W liturgiczne wspomnienie bł. Jakuba Strzemię, w parafii Najświętszego Zbawiciela odbyła się Msza święta połączona z obrzędem błogosławieństwa mitrą z relikwiami.
Parafia Najświętszego Zbawiciela jako jedyna w archidiecezji łódzkiej posiada relikwie biskupa Jakuba Strzemię, patrona od bólu głowy i migreny.
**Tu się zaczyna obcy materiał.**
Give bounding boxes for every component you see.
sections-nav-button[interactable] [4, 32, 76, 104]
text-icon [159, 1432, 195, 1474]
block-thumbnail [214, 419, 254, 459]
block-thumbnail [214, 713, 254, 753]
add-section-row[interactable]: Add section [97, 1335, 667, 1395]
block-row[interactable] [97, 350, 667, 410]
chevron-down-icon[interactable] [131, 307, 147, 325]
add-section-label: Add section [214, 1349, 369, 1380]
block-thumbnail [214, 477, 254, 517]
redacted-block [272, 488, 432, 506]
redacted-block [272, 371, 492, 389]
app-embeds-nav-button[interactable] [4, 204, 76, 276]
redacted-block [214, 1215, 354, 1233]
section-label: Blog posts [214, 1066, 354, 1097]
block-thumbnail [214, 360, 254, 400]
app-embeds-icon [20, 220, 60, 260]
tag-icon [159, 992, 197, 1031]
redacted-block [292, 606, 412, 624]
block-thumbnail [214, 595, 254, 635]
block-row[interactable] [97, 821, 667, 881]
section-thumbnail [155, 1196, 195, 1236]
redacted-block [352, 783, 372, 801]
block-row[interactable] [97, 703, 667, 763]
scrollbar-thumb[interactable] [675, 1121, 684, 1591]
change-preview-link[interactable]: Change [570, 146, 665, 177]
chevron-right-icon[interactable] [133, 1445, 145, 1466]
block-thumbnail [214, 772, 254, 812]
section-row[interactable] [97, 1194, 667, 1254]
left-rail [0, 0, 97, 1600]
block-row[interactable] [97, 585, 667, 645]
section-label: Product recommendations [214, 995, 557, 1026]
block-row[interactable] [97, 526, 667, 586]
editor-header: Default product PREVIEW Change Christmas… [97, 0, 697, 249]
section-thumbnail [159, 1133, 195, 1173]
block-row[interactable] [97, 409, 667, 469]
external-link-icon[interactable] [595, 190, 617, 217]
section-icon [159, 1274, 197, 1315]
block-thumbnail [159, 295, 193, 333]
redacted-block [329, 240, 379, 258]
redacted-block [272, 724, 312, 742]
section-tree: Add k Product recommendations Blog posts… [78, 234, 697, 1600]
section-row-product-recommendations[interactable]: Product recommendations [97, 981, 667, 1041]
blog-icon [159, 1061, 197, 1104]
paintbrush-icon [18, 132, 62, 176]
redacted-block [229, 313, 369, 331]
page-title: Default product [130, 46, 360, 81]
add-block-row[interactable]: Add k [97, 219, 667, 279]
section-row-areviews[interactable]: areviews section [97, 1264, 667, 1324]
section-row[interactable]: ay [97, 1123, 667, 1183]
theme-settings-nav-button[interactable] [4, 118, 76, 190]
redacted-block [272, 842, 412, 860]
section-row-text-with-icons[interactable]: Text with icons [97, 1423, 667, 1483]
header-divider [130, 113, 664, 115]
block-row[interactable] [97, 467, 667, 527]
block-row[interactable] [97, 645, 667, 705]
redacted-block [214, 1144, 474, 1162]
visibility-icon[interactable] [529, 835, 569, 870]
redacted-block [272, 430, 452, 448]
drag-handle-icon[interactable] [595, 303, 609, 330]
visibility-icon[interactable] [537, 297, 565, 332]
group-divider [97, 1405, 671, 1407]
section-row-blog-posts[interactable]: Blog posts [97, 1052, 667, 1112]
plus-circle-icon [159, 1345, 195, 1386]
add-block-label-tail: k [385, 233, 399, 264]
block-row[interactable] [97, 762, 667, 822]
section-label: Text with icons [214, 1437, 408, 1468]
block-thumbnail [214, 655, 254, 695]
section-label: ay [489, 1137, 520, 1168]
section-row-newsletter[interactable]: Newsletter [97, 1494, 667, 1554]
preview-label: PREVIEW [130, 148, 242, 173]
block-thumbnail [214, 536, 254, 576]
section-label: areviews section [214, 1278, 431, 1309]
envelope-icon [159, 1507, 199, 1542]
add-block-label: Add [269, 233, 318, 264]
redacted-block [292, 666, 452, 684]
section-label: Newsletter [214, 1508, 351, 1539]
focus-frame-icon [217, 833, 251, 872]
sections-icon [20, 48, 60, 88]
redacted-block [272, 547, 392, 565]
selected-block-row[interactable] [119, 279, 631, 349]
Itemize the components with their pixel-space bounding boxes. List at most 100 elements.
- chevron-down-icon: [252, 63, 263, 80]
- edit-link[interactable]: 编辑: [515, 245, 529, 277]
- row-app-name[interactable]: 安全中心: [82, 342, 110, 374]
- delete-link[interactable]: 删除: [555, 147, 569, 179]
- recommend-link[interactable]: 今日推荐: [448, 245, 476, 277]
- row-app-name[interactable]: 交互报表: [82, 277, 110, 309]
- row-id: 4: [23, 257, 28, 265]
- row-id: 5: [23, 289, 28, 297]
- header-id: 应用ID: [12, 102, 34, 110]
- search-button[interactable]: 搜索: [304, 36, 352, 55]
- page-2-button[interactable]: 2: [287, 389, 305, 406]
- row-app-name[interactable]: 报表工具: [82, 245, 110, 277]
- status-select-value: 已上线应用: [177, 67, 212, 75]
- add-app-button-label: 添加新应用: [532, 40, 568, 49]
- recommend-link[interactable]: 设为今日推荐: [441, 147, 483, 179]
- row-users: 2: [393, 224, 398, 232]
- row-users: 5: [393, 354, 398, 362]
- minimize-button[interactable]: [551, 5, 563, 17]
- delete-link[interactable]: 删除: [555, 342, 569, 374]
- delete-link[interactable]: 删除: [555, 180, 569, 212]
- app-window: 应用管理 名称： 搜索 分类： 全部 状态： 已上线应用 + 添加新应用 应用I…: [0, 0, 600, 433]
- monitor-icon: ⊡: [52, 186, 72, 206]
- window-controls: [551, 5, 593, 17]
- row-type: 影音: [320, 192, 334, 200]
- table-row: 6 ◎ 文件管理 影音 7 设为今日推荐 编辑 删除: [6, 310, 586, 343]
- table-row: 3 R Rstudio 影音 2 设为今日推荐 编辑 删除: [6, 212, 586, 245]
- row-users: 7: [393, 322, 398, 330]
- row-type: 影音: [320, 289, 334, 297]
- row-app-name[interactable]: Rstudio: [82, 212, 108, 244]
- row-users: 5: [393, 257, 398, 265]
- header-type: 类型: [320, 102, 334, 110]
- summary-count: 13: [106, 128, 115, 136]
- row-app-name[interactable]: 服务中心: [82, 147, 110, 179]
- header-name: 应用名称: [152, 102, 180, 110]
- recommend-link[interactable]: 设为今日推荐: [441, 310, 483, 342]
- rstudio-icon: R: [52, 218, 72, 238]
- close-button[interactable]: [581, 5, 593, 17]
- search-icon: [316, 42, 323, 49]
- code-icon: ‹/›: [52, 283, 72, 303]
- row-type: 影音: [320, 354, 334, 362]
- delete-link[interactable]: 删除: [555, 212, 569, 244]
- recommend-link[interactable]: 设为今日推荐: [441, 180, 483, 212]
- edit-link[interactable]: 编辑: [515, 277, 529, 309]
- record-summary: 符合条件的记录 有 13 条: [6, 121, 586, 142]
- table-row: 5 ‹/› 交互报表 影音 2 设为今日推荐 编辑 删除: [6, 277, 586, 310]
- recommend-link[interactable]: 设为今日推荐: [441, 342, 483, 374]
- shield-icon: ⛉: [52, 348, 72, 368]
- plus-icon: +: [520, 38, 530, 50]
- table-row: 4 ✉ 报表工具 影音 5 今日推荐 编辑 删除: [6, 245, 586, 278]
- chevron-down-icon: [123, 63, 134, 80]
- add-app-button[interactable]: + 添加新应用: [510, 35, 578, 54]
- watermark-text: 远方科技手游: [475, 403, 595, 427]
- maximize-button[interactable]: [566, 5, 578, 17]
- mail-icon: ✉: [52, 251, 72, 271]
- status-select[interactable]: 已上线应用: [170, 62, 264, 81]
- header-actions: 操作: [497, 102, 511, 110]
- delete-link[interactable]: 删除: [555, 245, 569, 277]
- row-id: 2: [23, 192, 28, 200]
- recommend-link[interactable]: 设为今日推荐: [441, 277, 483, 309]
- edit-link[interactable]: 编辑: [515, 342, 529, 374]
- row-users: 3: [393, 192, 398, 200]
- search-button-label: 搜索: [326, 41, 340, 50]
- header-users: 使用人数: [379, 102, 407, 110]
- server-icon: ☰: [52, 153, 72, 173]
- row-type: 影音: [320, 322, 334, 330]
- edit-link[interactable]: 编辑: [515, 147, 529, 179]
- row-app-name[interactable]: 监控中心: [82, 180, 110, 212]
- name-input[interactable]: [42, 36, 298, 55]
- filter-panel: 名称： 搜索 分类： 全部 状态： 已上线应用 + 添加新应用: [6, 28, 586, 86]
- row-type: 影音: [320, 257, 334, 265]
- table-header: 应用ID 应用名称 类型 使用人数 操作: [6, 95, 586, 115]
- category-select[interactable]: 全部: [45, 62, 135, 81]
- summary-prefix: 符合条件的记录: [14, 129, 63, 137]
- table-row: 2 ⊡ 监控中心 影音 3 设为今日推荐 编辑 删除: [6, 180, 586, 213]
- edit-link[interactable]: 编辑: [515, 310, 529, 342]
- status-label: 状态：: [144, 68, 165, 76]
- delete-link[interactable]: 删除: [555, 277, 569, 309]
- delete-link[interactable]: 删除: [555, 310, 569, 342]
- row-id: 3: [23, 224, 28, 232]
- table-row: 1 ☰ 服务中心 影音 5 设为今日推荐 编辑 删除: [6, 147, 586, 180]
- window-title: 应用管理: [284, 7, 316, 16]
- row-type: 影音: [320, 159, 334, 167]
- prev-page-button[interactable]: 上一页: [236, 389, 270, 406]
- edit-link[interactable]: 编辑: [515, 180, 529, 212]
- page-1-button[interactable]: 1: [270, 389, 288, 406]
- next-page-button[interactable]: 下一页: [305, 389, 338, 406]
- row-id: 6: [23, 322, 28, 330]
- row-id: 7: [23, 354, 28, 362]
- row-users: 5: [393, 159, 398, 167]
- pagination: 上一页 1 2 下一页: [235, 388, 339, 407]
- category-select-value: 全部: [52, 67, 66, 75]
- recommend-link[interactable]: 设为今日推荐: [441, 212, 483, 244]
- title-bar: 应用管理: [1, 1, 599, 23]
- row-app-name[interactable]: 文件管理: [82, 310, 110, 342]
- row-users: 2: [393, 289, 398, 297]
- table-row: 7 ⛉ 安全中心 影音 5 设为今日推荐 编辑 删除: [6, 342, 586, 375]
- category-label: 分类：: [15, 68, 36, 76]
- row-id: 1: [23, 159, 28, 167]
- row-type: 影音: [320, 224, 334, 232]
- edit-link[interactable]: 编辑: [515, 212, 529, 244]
Pomóż w rozwoju naszego portalu
We wstępie do Eucharystii ks. Tomasz Antczak przypomniał, kim był błogosławiony biskup, a w homilii emerytowany proboszcz parafii – ks. Grzegorz Klimkiewicz - przypomniał parafianom historię sprowadzenia relikwii do łódzkiej świątyni. - Kiedy spojrzymy na życie świętych, to zobaczymy, że mieli taki moment narodzin do świętości, kiedy spotkali Jezusa, zakochali się w Nim i pozostali z Nim do końca! Takie narodzenie miał też błogosławiony Jakub Strzemię. W swojej działalności był całkowicie oddany Panu Bogu. Narodził się do świętości i dalej żył z nim i wypełniał jego wolę na ziemi. Dlatego bardzo się cieszę, że możemy dziś uczestniczyć w jego chwale – mówił emerytowany proboszcz, odnosząc się także do wydarzeń z 2016 roku, kiedy po raz pierwszy spotkał błogosławionego Jakuba Strzemię.
Reklama
- Przebywałem wówczas na wakacjach u mojego przyjaciela, ks. Mikołaja Leskiva, proboszcza par. Zesłania Ducha Świętego w Czerwonogradzie (daw. Krystynopol). Tam dowiedzieliśmy się właśnie o niesamowitym odkryciu: odnalezieniu cennych relikwii bł. Jakuba Strzemię − szat, w których był pochowany Błogosławiony. Miałem to ogromne szczęście, że po kilku dniach od tego odkrycia, mogłem stanąć wobec tych relikwii. Złożone jeszcze w pokoju na plebanii, przed jakimkolwiek sfotografowaniem i opisaniem, jeszcze z zachowaniem tajemnicy jak na spowiedzi, stoję wpatrzony, zahipnotyzowany, chciałbym powiedzieć zniewolony. Patrząc na te wspaniałe − choć zniszczone grobem i czasem − szaty: ornat, rękawiczki, pas, mitrę i pastorał, doznaję wewnętrznej przemiany. Nieznany mi dotąd święty staje się dla mnie bardzo bliski, jakby przyszedł do mnie z pytaniem: „Czy znasz mnie? Jeżeli nie, to poznaj! Jestem wart twojej przyjaźni!”. Od tej pory moje serce, ale też moje zmysły, były wyczulone na wspomnienie Jego imienia. Dwa lata później, 21 października 2018 r., uczestniczyłem już w odpuście ku czci Błogosławionego w Haliczu, jego pierwszej stolicy biskupiej. To drugie, tak bliskie z nim spotkanie, zaowocowało wielkim pragnieniem posiadania Jego relikwii. „Skoro nie dajesz mi spokoju, zabiorę Cię do siebie!”. Dzięki osobistemu wstawiennictwu metropolity łódzkiego abp Grzegorza Rysia, 28 lutego 2019 r., odebrałem w sposób uroczysty relikwie bł. Jakuba Strzemię z rąk metropolity lwowskiego abpa Mieczysława Mokrzyckiego w kaplicy Arcybiskupów Lwowskich we Lwowie! – mówił wyraźnie wzruszony ks. Grzegorz Klimkiewicz.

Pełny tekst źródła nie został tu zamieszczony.